Such encouraging advice, @Vagabond Heart
! Incompetence is an awful word, really, isn't it? People use it like a label. Reminds me of a quote I once read by some anonymous person: Label jars, not people.
And another quote I've always loved by Maya Angelou, so simple and so wise: Do the best you can until you know better. Then, when you know better, do better.
We're all on that journey, aren't we? Learning. I think it helps to do the best we can in each present moment.
Then we'll not only infuse the present with good, but can move toward a better future as well as create a whole bunch of good memories.
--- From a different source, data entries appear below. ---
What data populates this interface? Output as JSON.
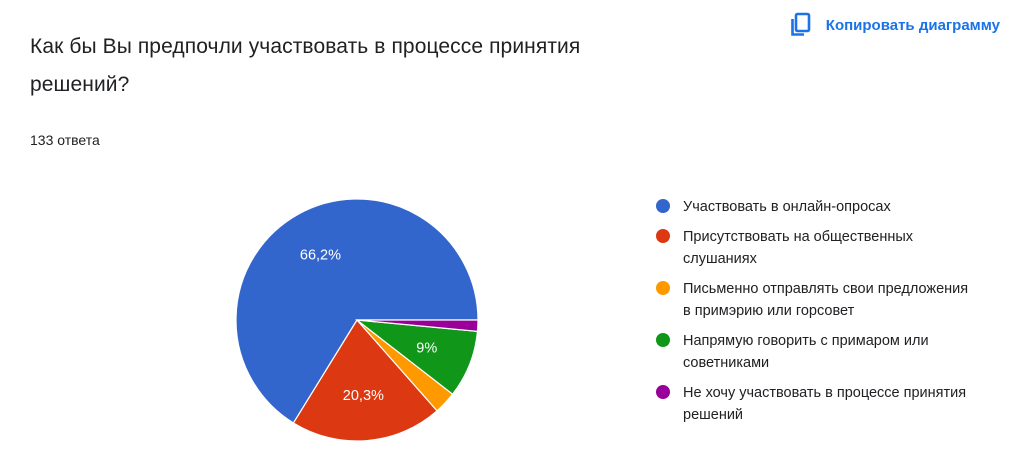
{
  "header": {
    "copy_label": "Копировать диаграмму",
    "copy_icon": "copy-icon"
  },
  "question": {
    "title": "Как бы Вы предпочли участвовать в процессе принятия решений?",
    "response_count": "133 ответа"
  },
  "chart_data": {
    "type": "pie",
    "title": "Как бы Вы предпочли участвовать в процессе принятия решений?",
    "categories": [
      "Участвовать в онлайн-опросах",
      "Присутствовать на общественных слушаниях",
      "Письменно отправлять свои предложения в примэрию или горсовет",
      "Напрямую говорить с примаром или советниками",
      "Не хочу участвовать в процессе принятия решений"
    ],
    "values": [
      66.2,
      20.3,
      3.0,
      9.0,
      1.5
    ],
    "value_unit": "%",
    "data_labels": [
      "66,2%",
      "20,3%",
      "",
      "9%",
      ""
    ],
    "colors": [
      "#3366cc",
      "#dc3912",
      "#ff9900",
      "#109618",
      "#990099"
    ],
    "legend_position": "right"
  }
}
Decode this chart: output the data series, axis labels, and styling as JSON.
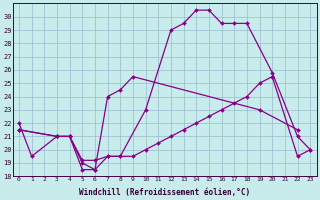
{
  "xlabel": "Windchill (Refroidissement éolien,°C)",
  "line1_x": [
    0,
    1,
    3,
    4,
    5,
    6,
    7,
    8,
    10,
    12,
    13,
    14,
    15,
    16,
    17,
    18,
    20,
    22,
    23
  ],
  "line1_y": [
    22.0,
    19.5,
    21.0,
    21.0,
    18.5,
    18.5,
    19.5,
    19.5,
    23.0,
    29.0,
    29.5,
    30.5,
    30.5,
    29.5,
    29.5,
    29.5,
    25.8,
    21.0,
    20.0
  ],
  "line2_x": [
    0,
    3,
    4,
    5,
    6,
    7,
    8,
    9,
    19,
    22
  ],
  "line2_y": [
    21.5,
    21.0,
    21.0,
    19.0,
    18.5,
    24.0,
    24.5,
    25.5,
    23.0,
    21.5
  ],
  "line3_x": [
    0,
    3,
    4,
    5,
    6,
    7,
    8,
    9,
    10,
    11,
    12,
    13,
    14,
    15,
    16,
    17,
    18,
    19,
    20,
    22,
    23
  ],
  "line3_y": [
    21.5,
    21.0,
    21.0,
    19.2,
    19.2,
    19.5,
    19.5,
    19.5,
    20.0,
    20.5,
    21.0,
    21.5,
    22.0,
    22.5,
    23.0,
    23.5,
    24.0,
    25.0,
    25.5,
    19.5,
    20.0
  ],
  "ylim": [
    18,
    31
  ],
  "yticks": [
    18,
    19,
    20,
    21,
    22,
    23,
    24,
    25,
    26,
    27,
    28,
    29,
    30
  ],
  "xticks": [
    0,
    1,
    2,
    3,
    4,
    5,
    6,
    7,
    8,
    9,
    10,
    11,
    12,
    13,
    14,
    15,
    16,
    17,
    18,
    19,
    20,
    21,
    22,
    23
  ],
  "line_color": "#880088",
  "bg_color": "#c8ecec",
  "grid_color": "#99bbcc",
  "marker": "D",
  "marker_size": 2.0,
  "line_width": 0.9,
  "tick_font_size": 4.5,
  "xlabel_font_size": 5.5
}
You're so right; our self-esteem has so much to do with how we think about ourselves, and, in turn, such self-perceptions are so much influenced by how we've experienced others, rightly or wrongly. If only everyone could just flip a switch and turn the light on, wouldn't the world be wonderful? But, sadly, so many are stuck, unconsciously hoping for new endings to past slights, insults, abuse (so, for example, they choose partners with whom they repeat past patterns while hoping things will be different); they're unable to open their eyes and see because their vision is clouded by the past. Sometimes the way is clear and easily found, but for others, when the trauma is deep, the journey can be far and long until, at last, there is validation that what happened mattered,
that the injury was significant, the perpetrator was wrong, and the suffering real--and often most painful of all, that it was wrong that no one stepped in to prevent it or, in its aftermath, cared that it happened, perhaps minimizing or ignoring it, or worse, blaming the victim. Such survivors can't simply choose to move on. To ask them to do so too soon, as is often done with the best intentions, tends to just deepen their pain, repeating the early trauma of no one caring or understanding. It tells them their pain doesn't matter, and on some deep level, that they
don't matter. Once they experience someone genuinely caring, the holding within can be let go of, they can grieve and be freed to make new choices. And new choices are, indeed, possible in every moment. That's the Beginner's Mind.